Imagine the following common scenario. You are approached by a representative of a large and impressive business, say ‘XYZ Group Ltd’. They are established players in the industry and are known to have many assets. They give you a lot of work but, when it comes to time for payment, they say there were problems and refuse to pay.
You need to make a legal claim against them to get paid but, when you look closely at the paperwork, you realise that your contract wasn’t actually with whom you thought it was. There was no formal contract although the work had been agreed through a serious of letters. The correspondence from XYZ was written on letter headings with ‘XYZ Group’ written in large print at the top underneath their logo. But, when you look closely, you see that the small print at the bottom states ‘XYZ Trading Ltd’ and not ‘XYZ Group Ltd’.
You investigate and find out that XYZ Trading Ltd is one of many subsidiaries of XYZ Group Ltd. It’s a trading company with no assets of its own. Even if you made a claim and won, there is a real chance of never being able to enforce a judgment.
When dealing with groups, you need to be very clear about what legal entity you are trading with. Company groups are commonly set up so that one company has all the assets with other companies simply trading and passing profits back to a holding company. They are set up in this way to protect the assets of the holding company and often for tax reasons too.
If you need to make a claim, you can only do so against the company you actually contracted with and not any other companies in the group. If the company you contracted with has no assets, even if other group companies do, you cannot enforce your claim against any of these assets.
My advice:
1. Make sure you know exactly what legal entity you are contracting with.
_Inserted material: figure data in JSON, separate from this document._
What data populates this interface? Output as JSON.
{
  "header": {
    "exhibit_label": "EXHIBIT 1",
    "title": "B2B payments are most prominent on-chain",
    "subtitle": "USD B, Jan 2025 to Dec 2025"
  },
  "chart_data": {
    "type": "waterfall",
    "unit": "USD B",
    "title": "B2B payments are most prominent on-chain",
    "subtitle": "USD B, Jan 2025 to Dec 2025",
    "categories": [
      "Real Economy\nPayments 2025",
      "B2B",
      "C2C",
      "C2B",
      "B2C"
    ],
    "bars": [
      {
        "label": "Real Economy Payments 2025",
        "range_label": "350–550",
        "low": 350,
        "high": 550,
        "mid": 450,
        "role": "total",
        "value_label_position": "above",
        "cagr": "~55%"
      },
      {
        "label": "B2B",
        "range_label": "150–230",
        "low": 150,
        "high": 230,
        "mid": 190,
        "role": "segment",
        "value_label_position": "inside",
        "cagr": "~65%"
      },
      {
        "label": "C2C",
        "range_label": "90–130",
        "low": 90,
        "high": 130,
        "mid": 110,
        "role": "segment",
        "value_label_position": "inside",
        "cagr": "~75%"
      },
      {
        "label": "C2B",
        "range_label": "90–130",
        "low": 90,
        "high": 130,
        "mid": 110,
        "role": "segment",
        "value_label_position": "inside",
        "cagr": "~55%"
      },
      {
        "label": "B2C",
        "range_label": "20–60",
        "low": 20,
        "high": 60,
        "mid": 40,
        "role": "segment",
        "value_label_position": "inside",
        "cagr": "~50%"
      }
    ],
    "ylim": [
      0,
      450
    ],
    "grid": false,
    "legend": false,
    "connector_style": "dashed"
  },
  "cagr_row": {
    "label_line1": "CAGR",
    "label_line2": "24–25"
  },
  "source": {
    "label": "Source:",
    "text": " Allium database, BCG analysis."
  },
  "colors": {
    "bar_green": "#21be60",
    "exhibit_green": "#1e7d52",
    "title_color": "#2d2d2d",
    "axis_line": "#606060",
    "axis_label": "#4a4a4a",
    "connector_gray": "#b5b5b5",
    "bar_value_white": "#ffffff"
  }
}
It’s best to get a written contract but, if that’s not possible, at least get a formal order clearly stating the name and company number of the company you are dealing with.
2. Undertake credit checks against the company you are dealing with.
3. If it’s a substantial contract and the company you’re contracting with has few assets, try to get cross-guarantees from other group companies and/or personal guarantees from the directors and/or performance bonds.
What it really boils down to is the need to know your customer if you want a realistic chance of getting paid if things go wrong.